MAROC
06/09/2018 15h:09 CET

Affaire Khadija: Ce que l'on sait de la première audience tenue à Béni Mellal

Certains accusés ont reconnu les faits.

STRINGER via Getty Images

JUSTICE - Ambiance “surchauffée” au tribunal de Béni Mellal, rapporte Youssef Chehbi, l’avocat de Khadija. Journalistes, associations et familles de Khadija et des accusés étaient présents pour la première audience devant le juge d’instruction dans l’affaire opposant la jeune femme à ceux qu’elle accuse de l’avoir violée, torturée et tatouée de force. 

L’audience, qui a démarré vers 10h30 ce jeudi 6 septembre, a duré près d’une heure et demie. Le juge d’instruction a auditionné “11 accusés, dont certains ont reconnus avoir eu des rapport sexuels avec la plaignante” qui, selon eux, était “consentante”, rapporte au HuffPost Maroc Maître Chehbi.

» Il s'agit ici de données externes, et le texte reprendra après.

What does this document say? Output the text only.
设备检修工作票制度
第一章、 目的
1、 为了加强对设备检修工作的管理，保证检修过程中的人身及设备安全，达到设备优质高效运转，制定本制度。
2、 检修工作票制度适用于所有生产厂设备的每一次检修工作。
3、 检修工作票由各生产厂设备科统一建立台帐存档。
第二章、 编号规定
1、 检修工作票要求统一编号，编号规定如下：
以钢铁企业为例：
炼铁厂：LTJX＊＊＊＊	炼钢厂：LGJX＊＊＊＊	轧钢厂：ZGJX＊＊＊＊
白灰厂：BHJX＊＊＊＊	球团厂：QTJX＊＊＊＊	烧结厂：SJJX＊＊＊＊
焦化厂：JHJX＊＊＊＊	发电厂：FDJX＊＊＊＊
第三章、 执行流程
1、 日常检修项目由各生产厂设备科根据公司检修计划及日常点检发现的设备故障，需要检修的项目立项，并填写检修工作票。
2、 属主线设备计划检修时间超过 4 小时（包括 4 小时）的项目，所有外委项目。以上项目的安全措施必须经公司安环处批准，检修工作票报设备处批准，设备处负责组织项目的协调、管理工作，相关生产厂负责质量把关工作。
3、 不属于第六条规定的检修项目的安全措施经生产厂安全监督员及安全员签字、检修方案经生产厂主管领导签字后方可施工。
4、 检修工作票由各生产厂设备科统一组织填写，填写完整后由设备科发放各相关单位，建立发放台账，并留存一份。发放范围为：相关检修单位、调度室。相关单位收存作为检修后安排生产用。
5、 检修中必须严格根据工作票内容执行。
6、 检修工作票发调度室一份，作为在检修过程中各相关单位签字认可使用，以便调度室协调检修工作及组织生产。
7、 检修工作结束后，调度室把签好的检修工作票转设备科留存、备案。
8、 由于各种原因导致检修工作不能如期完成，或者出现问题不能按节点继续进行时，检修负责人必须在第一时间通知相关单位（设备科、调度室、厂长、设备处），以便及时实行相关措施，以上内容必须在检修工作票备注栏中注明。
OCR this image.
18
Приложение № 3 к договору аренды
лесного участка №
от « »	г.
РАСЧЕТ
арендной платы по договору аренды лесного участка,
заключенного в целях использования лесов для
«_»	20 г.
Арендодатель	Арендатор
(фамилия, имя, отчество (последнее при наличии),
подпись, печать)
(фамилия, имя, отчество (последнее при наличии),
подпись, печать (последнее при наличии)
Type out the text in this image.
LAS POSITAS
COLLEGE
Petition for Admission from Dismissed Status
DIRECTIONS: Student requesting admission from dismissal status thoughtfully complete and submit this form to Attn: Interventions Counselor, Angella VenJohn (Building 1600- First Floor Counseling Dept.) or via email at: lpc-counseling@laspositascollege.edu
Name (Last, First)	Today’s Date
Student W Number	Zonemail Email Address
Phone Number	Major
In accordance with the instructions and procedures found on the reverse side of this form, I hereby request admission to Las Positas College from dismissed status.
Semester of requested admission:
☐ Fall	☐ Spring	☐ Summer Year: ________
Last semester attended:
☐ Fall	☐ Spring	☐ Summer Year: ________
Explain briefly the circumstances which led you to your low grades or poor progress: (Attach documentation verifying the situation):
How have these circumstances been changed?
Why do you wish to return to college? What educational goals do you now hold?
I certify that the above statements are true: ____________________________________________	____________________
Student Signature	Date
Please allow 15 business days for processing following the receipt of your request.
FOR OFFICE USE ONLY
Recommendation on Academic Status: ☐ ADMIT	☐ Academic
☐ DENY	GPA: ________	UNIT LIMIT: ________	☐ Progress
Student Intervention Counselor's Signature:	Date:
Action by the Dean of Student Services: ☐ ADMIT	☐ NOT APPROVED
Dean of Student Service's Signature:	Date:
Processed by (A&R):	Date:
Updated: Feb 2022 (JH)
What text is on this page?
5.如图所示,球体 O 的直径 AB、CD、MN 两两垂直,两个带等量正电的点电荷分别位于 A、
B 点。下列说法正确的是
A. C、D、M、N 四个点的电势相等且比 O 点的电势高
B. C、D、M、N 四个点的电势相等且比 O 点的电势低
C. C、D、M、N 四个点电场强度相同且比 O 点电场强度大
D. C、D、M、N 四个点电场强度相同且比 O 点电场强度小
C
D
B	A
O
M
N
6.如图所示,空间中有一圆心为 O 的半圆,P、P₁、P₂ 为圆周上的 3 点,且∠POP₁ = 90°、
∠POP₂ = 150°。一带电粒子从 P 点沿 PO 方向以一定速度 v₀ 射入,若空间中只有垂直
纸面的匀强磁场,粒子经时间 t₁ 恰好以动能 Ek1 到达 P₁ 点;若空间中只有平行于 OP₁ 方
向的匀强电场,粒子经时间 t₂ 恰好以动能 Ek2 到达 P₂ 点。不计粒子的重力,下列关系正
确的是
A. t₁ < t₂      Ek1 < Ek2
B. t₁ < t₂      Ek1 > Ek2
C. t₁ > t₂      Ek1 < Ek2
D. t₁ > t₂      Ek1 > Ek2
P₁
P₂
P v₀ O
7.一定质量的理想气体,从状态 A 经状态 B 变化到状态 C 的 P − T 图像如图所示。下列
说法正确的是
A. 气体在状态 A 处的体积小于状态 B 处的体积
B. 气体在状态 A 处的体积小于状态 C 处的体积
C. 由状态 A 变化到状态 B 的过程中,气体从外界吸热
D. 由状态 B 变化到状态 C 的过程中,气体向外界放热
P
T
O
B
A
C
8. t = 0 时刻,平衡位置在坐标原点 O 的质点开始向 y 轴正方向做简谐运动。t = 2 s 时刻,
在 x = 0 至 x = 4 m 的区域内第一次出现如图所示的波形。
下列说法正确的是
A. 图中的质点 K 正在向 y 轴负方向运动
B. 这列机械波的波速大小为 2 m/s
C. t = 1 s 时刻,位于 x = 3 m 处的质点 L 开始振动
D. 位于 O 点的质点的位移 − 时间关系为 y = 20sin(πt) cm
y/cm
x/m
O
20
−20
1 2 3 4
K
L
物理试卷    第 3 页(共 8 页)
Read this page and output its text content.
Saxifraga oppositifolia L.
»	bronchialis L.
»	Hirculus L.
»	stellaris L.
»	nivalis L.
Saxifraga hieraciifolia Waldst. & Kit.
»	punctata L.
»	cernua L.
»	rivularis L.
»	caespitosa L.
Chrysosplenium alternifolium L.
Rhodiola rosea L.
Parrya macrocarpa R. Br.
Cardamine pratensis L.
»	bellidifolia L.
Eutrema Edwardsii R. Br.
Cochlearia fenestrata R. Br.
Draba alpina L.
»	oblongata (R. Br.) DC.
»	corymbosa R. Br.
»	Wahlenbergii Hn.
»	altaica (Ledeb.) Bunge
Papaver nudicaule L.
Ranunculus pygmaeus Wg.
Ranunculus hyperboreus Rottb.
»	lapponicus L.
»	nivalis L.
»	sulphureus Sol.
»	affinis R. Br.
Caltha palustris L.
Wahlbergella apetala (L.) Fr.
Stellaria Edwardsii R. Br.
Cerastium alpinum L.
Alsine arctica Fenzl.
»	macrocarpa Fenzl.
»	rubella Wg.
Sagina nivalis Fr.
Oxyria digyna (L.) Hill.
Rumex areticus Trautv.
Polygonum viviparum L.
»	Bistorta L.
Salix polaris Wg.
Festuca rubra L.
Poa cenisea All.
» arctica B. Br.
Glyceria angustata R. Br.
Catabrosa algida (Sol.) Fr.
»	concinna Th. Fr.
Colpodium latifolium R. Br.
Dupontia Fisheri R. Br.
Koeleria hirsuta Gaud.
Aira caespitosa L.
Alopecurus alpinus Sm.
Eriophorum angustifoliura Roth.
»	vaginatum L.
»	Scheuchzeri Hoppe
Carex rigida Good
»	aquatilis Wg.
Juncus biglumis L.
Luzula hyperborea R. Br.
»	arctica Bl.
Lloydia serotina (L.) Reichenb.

“Comment peut-on parler de consentement alors que la fille est mineure? En plus, n’importe quelle personne peut être consentante, que ce soit pour une relation sexuelle ou pour se faire tatouer, si elle est sous l’effet de la drogue”, souligne de son côté Youssef, le voisin de Khadija qui joue, depuis que l’affaire a éclaté sur les réseaux sociaux, le rôle d’intermédiaire entre la famille, les associations, et les médias.

Perturbations au tribunal

À l’image de l’agitation autour de l’affaire Khadija sur les réseaux sociaux, l’atmosphère au tribunal de Béni Mellal était tout aussi mouvementée. D’après Youssef, l’audience s’est passée “sous la pression des familles des accusés” qui “insultaient les associations, les avocats de Khadija et tous ceux qui sont venus soutenir la jeune fille.”

“Le verdict n’a même pas encore été donné et les familles réagissent de cette façon barbare”, s’indigne le voisin. “Khadija a eu très peur en voyant ce regroupement de familles en colère au tribunal. Nous avons d’ailleurs dû sortir de la porte de derrière parce que les familles des accusés protestaient devant la porte principale”, raconte Youssef.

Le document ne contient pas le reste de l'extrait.